Friday, July 04, 2008

Ecuador to Seek Foreign Loans as Growth to Quicken, Ortiz Says

By Stephan Kueffner

July 3 (Bloomberg) -- Ecuador, after restructuring its debt twice in the past 20 years, will seek to tap foreign debt markets next year as economic growth speeds up and public-sector debt falls, Finance Minister Fausto Ortiz said.

``Our great challenge in 2009 will be to issue international debt,'' Ortiz told foreign correspondents at the ministry today in Quito.

Economic growth is accelerating after hitting the bottom of the cycle last year, and the government is working to reduce inflation expectations, Ortiz said. By the end of this year, public-sector debt will fall below 25 percent of gross domestic product from close to 40 percent when President Rafael Correa took office in January of last year, he added.

``We are creating adequate conditions to return to international markets,'' Ortiz said. ``It could be one or more placements.'' This year, Ecuador plans to issue $800 million in domestic debt.

The country renegotiated its debt in the 1990s following a default in 1987. It halted payments again in 1999, issuing the benchmark 2030 bonds as part of a settlement a year later.

Correa criticized Ecuador's ``illegitimate'' debt on June 9, saying it was agreed to by corrupt officials. Ortiz has said that the ongoing audit of previous foreign debt issuance is aimed at exposing these practices and ensuring they won't be repeated.
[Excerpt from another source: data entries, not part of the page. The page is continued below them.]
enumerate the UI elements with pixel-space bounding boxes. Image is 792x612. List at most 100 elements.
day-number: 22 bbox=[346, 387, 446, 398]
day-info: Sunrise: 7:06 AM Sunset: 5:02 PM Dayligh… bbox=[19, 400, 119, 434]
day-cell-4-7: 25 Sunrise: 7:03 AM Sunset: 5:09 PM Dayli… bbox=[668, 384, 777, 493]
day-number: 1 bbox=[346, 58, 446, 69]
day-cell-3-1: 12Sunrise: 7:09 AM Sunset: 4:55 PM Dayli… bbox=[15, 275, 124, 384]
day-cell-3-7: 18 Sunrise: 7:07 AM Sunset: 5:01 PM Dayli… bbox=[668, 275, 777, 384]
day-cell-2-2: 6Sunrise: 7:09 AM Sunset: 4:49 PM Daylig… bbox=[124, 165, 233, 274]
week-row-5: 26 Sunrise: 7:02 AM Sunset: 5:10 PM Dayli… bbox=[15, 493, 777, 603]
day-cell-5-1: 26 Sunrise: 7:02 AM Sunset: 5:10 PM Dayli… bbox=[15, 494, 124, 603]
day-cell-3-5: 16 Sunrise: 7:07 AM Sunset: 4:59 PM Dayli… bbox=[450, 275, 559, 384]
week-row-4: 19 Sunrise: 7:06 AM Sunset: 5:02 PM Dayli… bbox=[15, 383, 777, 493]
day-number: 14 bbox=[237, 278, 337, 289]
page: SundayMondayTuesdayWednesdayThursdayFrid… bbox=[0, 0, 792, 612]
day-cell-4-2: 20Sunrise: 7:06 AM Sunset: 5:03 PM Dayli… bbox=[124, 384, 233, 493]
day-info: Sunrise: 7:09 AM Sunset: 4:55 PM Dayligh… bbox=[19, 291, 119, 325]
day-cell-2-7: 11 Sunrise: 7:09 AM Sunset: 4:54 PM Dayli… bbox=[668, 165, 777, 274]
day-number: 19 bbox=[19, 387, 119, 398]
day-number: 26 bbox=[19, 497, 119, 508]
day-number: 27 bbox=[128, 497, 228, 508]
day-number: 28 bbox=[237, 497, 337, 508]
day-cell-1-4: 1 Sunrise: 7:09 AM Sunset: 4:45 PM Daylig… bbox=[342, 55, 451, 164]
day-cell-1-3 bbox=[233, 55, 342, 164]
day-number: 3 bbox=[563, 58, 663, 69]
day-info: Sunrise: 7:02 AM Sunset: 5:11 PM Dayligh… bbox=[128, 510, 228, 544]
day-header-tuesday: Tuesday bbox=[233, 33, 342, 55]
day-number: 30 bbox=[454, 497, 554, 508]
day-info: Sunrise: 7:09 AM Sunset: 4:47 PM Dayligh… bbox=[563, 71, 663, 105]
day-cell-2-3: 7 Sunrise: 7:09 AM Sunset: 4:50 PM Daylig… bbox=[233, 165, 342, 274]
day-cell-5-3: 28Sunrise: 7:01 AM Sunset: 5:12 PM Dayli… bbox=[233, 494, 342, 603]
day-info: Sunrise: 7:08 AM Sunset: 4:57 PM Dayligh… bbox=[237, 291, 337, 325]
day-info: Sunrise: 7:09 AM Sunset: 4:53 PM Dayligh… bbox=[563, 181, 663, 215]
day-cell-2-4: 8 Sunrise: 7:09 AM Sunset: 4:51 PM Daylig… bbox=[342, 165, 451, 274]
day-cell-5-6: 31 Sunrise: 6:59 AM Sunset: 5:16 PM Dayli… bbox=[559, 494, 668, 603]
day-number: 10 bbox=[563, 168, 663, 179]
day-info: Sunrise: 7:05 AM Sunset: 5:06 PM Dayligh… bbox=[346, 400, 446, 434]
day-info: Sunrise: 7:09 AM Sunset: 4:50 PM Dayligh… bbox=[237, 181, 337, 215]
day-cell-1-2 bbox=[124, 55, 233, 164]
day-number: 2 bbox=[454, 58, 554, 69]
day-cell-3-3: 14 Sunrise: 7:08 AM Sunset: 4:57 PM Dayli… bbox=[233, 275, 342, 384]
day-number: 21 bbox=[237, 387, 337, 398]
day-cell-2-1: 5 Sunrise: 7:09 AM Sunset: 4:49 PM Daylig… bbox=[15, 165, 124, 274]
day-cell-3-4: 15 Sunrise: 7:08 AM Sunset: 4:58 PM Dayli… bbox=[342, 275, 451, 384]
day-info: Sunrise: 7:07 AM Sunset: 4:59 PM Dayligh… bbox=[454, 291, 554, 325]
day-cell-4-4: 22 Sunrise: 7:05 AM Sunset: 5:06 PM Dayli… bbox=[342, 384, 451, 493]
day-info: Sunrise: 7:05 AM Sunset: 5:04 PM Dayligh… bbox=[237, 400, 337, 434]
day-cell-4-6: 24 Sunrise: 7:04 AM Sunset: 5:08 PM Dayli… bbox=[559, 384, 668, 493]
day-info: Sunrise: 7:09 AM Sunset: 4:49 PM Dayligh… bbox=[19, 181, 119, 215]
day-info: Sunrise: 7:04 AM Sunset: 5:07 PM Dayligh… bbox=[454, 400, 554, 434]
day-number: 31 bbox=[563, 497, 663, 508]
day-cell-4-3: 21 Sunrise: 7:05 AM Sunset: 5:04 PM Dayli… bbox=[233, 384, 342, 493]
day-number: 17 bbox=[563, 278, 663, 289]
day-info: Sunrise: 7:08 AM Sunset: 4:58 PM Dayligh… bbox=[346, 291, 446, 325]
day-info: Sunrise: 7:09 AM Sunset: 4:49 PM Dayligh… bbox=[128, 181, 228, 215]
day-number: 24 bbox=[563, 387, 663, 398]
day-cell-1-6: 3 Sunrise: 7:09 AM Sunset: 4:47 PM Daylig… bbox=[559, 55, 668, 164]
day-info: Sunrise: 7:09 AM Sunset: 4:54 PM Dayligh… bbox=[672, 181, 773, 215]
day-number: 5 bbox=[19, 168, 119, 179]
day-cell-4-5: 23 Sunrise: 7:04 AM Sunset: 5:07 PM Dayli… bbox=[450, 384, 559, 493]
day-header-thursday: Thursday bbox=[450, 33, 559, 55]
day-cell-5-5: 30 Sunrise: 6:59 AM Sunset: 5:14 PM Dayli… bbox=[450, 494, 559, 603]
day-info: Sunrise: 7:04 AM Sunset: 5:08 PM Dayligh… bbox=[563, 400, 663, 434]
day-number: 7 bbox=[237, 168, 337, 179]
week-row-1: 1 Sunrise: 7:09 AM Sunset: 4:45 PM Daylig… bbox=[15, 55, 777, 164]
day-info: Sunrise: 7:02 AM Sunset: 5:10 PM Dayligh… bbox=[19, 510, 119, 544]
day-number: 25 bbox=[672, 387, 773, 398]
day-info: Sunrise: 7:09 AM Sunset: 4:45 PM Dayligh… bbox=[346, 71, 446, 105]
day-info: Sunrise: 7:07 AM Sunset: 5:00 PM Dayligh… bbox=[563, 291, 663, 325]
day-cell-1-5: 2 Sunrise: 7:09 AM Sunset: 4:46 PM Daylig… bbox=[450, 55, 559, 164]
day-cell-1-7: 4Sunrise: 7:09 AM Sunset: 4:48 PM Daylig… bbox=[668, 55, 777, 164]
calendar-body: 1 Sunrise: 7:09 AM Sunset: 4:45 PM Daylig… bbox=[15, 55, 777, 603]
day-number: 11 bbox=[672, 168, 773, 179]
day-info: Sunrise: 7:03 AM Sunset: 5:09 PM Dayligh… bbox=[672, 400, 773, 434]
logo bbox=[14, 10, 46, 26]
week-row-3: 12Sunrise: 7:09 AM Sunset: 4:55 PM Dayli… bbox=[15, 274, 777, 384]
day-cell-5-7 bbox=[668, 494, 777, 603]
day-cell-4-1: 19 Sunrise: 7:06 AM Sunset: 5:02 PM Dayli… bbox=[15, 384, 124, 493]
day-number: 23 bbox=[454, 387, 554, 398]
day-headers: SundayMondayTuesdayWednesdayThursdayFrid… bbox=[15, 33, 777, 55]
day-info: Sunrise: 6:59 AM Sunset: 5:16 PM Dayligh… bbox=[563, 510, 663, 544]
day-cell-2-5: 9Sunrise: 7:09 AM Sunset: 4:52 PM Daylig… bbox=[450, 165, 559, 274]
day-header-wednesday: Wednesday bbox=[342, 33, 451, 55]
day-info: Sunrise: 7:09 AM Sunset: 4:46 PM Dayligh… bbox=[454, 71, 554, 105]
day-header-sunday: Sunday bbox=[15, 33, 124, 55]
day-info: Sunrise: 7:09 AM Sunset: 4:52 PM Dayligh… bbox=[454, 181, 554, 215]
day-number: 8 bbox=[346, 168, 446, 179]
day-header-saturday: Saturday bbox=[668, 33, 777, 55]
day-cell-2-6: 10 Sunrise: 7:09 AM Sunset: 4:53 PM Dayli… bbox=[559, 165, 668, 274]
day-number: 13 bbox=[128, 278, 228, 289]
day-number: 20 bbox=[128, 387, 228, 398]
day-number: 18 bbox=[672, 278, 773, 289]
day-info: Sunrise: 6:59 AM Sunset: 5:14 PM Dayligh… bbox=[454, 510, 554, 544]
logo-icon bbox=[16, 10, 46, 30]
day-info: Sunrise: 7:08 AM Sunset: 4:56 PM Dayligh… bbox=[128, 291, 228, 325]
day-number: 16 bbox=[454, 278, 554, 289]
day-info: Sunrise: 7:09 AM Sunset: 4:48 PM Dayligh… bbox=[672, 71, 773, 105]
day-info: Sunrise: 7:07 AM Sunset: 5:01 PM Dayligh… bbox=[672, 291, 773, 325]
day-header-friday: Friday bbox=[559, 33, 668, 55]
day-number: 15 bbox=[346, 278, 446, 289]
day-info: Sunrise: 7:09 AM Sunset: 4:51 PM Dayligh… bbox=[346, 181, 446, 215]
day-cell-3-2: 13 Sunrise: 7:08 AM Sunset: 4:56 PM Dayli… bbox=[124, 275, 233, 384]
The government won't increase the minimum wage and public- sector wages at last year's pace in a bid to keep inflation in check, Ortiz added. Ecuador may increase subsidies for low-income residents to reduce the impact of inflation early in 2009, Ortiz said.

Inflation has peaked, while GDP growth -- the lowest in the Western Hemisphere last year at 1.97 percent -- is accelerating, he added.